The work of human rights defenders is particularly under challenge in States where governments have conferred on themselves sweeping powers to restrict human rights on grounds of national security. One example, as reflected in the Special Rapporteur’s “Observations on communications” (UN Doc A/HRC/31/55/Add.1), is the situation of human rights defenders in Malaysia.

The ICJ welcomes the Attorney General’s decision to drop sedition charges against law lecturer Dr. Azmi Sharom; however, the Sedition Act and the Peaceful Assembly Act are still being abused to harass human rights defenders and others. Most recently, the High Court of Malaysia sentenced activist Hishamuddin Rais to nine months in jail for sedition, for calling for peaceful protest against the results of the 2013 general election on the basis that it was not transparent. Maria Chin Abdullah and Jannie Lasimbang, organizers of the Bersih 4.0 peaceful assembly calling for good governance, were charged under the Peaceful Assembly Act for allegedly omitting to inform the police about the assembly.
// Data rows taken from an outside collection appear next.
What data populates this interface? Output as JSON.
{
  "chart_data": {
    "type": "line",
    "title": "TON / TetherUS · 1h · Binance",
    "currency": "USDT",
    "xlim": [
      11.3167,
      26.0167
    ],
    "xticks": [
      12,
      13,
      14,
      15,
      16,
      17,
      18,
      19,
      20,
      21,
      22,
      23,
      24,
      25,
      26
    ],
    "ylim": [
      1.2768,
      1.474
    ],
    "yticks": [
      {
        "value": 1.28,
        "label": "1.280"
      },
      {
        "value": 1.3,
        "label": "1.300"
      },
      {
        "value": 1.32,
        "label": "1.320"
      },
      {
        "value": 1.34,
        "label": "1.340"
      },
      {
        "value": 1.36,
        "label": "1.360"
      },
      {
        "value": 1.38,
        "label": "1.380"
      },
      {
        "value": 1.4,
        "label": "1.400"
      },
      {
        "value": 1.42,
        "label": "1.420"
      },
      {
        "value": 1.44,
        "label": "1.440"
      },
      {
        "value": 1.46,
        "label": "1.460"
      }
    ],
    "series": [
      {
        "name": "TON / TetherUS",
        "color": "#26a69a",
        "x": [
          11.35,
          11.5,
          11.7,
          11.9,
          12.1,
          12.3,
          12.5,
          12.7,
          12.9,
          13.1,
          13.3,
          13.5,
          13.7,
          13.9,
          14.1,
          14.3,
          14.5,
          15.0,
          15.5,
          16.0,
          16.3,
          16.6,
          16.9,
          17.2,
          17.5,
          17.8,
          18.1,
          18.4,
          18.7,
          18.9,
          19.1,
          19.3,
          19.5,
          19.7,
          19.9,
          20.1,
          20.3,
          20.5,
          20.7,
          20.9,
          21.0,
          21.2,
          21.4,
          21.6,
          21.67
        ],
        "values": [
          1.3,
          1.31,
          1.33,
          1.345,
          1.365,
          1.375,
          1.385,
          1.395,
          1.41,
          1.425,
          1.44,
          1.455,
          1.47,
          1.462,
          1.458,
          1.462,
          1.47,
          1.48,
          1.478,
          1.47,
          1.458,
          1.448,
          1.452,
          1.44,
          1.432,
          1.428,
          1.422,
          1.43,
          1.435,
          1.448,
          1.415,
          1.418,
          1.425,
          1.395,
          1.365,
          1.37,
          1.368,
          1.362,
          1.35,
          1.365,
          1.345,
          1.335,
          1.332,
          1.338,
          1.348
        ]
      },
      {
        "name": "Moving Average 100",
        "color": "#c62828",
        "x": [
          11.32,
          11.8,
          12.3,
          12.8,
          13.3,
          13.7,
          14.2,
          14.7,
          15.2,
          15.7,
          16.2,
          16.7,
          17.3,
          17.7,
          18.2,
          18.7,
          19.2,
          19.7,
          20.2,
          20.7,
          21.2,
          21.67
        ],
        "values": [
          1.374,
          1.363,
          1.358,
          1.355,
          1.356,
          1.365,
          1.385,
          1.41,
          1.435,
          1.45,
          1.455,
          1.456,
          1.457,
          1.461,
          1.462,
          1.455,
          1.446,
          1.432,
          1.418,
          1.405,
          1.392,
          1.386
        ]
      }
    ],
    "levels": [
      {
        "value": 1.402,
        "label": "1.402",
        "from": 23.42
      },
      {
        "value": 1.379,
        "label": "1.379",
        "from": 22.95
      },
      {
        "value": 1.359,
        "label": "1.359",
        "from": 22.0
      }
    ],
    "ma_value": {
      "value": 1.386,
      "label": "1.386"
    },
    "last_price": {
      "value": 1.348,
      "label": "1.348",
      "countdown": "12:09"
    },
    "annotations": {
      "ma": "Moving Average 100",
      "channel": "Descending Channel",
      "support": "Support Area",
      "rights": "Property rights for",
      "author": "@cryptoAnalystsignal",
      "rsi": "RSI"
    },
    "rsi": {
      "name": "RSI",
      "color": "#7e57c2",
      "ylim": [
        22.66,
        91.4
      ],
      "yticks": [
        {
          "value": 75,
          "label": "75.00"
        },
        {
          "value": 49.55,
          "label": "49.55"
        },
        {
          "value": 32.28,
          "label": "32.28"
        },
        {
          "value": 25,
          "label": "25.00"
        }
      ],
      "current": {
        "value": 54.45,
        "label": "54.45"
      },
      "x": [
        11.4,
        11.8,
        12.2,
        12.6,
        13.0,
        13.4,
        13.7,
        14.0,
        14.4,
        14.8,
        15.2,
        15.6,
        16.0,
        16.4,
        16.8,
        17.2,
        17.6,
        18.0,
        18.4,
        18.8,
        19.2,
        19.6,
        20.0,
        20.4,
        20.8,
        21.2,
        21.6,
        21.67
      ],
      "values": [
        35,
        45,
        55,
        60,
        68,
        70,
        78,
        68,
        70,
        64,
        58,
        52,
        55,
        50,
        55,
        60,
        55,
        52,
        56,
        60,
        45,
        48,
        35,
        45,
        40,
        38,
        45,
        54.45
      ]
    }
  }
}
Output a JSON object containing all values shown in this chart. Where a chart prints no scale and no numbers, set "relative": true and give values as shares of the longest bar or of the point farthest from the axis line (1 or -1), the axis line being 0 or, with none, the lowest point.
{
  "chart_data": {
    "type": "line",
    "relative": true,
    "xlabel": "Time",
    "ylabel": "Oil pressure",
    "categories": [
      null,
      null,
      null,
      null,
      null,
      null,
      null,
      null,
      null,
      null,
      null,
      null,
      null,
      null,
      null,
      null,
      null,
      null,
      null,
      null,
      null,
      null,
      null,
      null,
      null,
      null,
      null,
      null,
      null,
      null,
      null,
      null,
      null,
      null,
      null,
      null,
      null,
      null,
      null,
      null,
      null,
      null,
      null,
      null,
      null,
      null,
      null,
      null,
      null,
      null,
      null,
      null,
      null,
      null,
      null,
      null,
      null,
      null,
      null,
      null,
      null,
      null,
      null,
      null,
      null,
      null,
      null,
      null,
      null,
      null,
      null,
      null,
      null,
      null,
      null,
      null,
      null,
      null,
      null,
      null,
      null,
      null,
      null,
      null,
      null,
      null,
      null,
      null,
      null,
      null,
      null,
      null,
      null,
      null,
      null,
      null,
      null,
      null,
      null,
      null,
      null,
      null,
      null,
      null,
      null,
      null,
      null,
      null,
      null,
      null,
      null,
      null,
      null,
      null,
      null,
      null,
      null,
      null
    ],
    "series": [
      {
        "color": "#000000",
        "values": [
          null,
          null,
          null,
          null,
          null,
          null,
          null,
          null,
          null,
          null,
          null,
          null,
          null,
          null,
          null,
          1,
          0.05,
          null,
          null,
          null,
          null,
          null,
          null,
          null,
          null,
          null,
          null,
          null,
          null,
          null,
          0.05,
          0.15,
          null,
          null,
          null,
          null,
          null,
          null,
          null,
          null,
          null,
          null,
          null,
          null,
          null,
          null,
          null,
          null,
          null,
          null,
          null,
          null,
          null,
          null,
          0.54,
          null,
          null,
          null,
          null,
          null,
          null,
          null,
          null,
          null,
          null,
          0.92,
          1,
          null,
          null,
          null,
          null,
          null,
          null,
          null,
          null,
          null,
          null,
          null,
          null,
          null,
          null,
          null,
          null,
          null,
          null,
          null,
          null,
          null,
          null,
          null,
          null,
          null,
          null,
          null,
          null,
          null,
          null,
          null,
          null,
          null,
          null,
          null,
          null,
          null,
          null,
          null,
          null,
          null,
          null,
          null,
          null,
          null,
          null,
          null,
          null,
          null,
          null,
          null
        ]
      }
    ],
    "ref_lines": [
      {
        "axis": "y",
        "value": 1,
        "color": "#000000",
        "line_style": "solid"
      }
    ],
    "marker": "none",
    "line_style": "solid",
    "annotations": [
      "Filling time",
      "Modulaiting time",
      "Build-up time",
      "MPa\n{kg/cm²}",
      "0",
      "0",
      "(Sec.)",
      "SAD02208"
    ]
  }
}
There have reportedly been at least 91 cases of arrests, charges or investigations for sedition during 2015, and more than 30 cases of arrests under the Peaceful Assembly Act since 2013. Most, if not all, of these people are human rights defenders, including Eric Paulsen, the Director of Lawyers for Liberty, Adam Adli, a human rights activist, and Mandeep Singh, the Secretariat Manager of Bersih.

Unless repealed or drastically revised, these laws will continue to facilitate sweeping and arbitrary repression of freedoms of expression, assembly and association of human rights defenders, under the flag of national security. This contravenes the UN Declaration on Human Rights Defenders and numerous other resolutions of the Human Rights Council and General Assembly, including General Assembly resolution 70/161, adopted by the General Assembly in December with Malaysia voting in favor. Among other things, resolution 70/161 urged States ensure that human rights defenders are able to exercise the rights to freedom of opinion, expression, peaceful assembly and association, which are essential for the promotion and protection of human rights; and it emphasized that national security measures must not hinder the work and safety of individuals engaged in promoting and defending human rights.

In this context, the ICJ would like to ask the Special Rapporteur to comment on the obligations of governments to repeal or amend legislation that allows for abusive arrest or prosecution of human rights defenders on grounds such as “national security”, “sedition” or for not giving prior notice of assemblies.”